Por esto, los santos son los que se alimentaron de la Eucaristía y prefirieron
el Banquete Eucarístico antes que los banquetes de la tierra; los santos son
los que despreciaron los manjares de la tierra, como si fueran cenizas, porque
los más exquisitos manjares de la tierra, tenían para ellos sabor a cenizas, en
comparación con el manjar de los manjares, ofrecido por la Santa Madre Iglesia
en el Banquete Dominical: la Carne del Cordero, asada en el Fuego del Espíritu
Santo, el Pan Vivo bajado del cielo y el Vino de la Alianza Nueva y Eterna, la Sagrada Eucaristía; los santos
son los que prefirieron morir, literalmente hablando, antes que cometer un
pecado mortal o venial deliberado, tomando al pie de la letra lo que decían a
Jesucristo, oculto en el sacerdote ministerial, al recitar la fórmula de la
confesión sacramental: “…antes querría haber muerto que haberos ofendido”, porque sabían bien que el pecado
mortal o el venial deliberado los privaba, en mayor y en menor medida,
respectivamente, de la unión sacramental con el Amor Divino Encarnado,
Jesucristo, y por no privarse de la unión sacramental con el Amor de los
amores, preferían literalmente la muerte, antes que pecar mortalmente o con un
pecado venial deliberado; los santos fueron los que entraron al Reino de Dios
por la “Puerta Estrecha” (Lc 13,
22-30), que es la Santa Cruz de Jesús; son los que se esforzaron por cumplir
los Mandamientos de Jesús, dictados desde la cruz, movidos por el amor a Jesús
que brotaba de un corazón contrito y humillado, y no por el deseo del cielo, ni
por el temor al infierno, y es por eso que el amor con el que amaron a Jesús
fue un amor perfecto, porque no los movía ni las delicias del cielo, ni los
dolores del infierno, sino el amor puro y ardiente a Jesús crucificado.
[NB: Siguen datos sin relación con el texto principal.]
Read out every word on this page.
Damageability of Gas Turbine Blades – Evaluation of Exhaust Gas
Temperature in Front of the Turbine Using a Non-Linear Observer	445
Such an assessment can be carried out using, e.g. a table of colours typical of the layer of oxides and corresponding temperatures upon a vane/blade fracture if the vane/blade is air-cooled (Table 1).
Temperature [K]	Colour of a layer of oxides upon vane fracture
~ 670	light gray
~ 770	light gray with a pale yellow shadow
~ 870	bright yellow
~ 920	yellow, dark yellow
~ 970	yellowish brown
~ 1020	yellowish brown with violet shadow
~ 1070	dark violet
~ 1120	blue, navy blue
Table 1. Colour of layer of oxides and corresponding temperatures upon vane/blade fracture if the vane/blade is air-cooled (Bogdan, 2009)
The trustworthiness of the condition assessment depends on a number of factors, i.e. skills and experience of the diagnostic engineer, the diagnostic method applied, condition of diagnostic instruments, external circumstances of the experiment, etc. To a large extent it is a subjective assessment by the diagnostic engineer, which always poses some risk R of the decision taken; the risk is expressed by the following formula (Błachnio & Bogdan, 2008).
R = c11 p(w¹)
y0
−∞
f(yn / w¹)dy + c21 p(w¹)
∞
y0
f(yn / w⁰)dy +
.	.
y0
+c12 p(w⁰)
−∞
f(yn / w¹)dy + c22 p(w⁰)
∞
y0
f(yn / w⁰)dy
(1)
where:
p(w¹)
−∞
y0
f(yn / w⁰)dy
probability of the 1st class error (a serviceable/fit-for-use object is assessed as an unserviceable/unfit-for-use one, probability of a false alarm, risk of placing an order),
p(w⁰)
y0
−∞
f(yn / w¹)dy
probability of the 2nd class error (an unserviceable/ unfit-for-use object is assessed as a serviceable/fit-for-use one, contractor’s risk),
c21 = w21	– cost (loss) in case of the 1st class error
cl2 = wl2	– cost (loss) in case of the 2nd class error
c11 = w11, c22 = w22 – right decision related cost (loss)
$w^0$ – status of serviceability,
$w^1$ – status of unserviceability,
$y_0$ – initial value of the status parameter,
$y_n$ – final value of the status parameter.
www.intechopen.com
Estos son los santos, a los cuales celebra la Santa Iglesia
Católica, y a los cuales nos propone para que los imitemos: son los que amaron
a la gracia santificante y a la Eucaristía, más que a la propia vida, y por eso
mismo, ahora son bienaventurados, es decir, dichosos, alegres, felices, por
toda la eternidad.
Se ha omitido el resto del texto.